Great alternative and I think yours is a much better scheme. Thanks! As a more general point I’d say that the app’s chat ordering does not necessarily have to be exactly the same as the causality ordering within the reliability mechanism. It’s most likely simpler if it is, but conceptually I think these two mechanisms (the visible chat log and the causality log) can function independently. However, the scheme does indeed assume starting in a synchronised state - a limitation that your approach will fix. Will adapt accordingly.

sender_id … message_id

Indeed. Within the “meta” structure to illustrate the concept it was easier to just add these fields explicitly to show some dependency on these being known/derivable. Strictly speaking, as the proposal stands now, sender ID is not even used at all, but I imagined it might be a useful reference for the conversation in case we want to introduce direct interactions between peers (e.g. requesting messages from a peer rather than the Store) or if someone suggested (partial) vector clocks as a replacement for the bloom filter mechanism.
Message ID does not belong in the final protobuf as it’s indeed derived, not added.

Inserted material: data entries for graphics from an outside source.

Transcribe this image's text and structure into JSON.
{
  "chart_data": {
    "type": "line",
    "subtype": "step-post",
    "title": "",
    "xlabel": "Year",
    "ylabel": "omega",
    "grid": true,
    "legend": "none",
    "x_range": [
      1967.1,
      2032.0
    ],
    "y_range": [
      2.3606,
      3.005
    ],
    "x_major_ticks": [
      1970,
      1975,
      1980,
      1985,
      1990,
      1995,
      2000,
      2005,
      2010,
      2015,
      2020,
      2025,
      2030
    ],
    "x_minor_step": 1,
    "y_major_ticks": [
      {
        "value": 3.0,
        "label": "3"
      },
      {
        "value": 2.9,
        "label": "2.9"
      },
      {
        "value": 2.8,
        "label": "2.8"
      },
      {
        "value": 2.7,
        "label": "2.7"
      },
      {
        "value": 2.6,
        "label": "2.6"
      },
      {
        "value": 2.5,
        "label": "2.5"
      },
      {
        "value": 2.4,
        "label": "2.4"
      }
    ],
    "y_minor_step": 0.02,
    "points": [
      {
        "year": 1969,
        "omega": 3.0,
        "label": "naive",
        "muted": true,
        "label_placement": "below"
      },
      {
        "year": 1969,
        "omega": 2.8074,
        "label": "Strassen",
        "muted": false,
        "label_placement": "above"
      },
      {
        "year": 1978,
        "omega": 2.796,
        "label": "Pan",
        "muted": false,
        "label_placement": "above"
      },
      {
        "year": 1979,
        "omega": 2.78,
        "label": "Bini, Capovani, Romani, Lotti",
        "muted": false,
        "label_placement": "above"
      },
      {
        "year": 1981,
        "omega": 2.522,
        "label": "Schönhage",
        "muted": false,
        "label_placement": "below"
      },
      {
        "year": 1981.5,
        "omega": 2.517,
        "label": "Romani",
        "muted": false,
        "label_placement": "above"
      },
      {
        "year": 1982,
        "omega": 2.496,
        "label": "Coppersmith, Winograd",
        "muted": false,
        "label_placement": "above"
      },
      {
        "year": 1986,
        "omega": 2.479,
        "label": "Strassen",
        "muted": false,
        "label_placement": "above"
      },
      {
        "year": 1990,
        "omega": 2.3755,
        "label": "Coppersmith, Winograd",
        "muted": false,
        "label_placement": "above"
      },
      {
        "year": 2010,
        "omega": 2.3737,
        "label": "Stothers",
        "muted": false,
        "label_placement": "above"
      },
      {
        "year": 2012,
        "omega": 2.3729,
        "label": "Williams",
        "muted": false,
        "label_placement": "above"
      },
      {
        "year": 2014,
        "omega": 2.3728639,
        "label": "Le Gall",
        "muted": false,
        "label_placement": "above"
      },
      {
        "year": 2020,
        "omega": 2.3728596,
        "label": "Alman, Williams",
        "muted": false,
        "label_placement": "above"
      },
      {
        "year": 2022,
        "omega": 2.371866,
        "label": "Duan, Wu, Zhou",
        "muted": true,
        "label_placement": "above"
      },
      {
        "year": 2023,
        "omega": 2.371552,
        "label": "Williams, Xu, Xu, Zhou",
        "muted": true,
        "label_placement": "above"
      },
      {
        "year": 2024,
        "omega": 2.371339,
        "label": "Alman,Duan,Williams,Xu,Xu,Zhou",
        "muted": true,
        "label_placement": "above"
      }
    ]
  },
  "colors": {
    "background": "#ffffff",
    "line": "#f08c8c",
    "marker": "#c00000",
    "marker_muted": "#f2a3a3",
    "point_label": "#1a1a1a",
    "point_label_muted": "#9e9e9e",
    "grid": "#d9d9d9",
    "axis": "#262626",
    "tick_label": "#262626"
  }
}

Will adapt/clarify in future versions.


What can be the implication on a the 30 days store message retention policy?

Probably out of scope, but wondering if such a mechanism can help sync older messages that are out of store with other nodes.

I am guessing the bandwidth overheard would be too great.

Well, the long store retention would still be necessary/helpful for time-based queries to catch up to real time after offline periods. This would still be by far the most efficient way to recover missed messages - i.e. detect any offline periods and perform a time-based query for the gap. The reliability mechanism above can be used though to eventually reach consistency by ensuring all “dependencies” (i.e. full causal history) for received messages have been met, iteratively. As long as you receive any message within a causality chain you can go back in history, causal dependency after causal dependency, until you reach the historical point to which you have synced previously. This may require an iterative query process which will be both slow and expensive, so it should preferably only be used for recent history and in cases where we didn’t detect offline periods.

UPDATE: I do think it may be worth investigating a process that checks dependencies of all previously unchecked messages in the local log up to the “beginning of history” to ensure these have all their dependencies met. Large pages of messages received via time-based queries may or may not have complete causal histories. We could treat these chunks of historical logs as “unchecked” and only mark as “complete” when a parallel process has verified causal dependencies.

Another brief note on possible use of the bloom_filter per channel:

If we define a 1KB (8000 bit) filter with 4 hash functions, even with up to 500 message IDs in the filter for this channel we’ll still only have a ~0.2% false positive rate (1 in 400). The best strategy is probably for participants to recompute the bloom filter every t minutes, independently. It should then be possible to derive an ACK for sent messages with close to 100% confidence from positive inclusion in a number of received bloom filters - with this number determined by the number of items currently in the filter. However, the most useful use for the bloom_filter is likely going to be its ability to provide 100% confidence NACKs, with 100% confidence ACKs being message IDs included in causal histories of received messages. It will always be possible (though probably bad for scalability) to continue retransmitting messages until they’re included in a received causal history.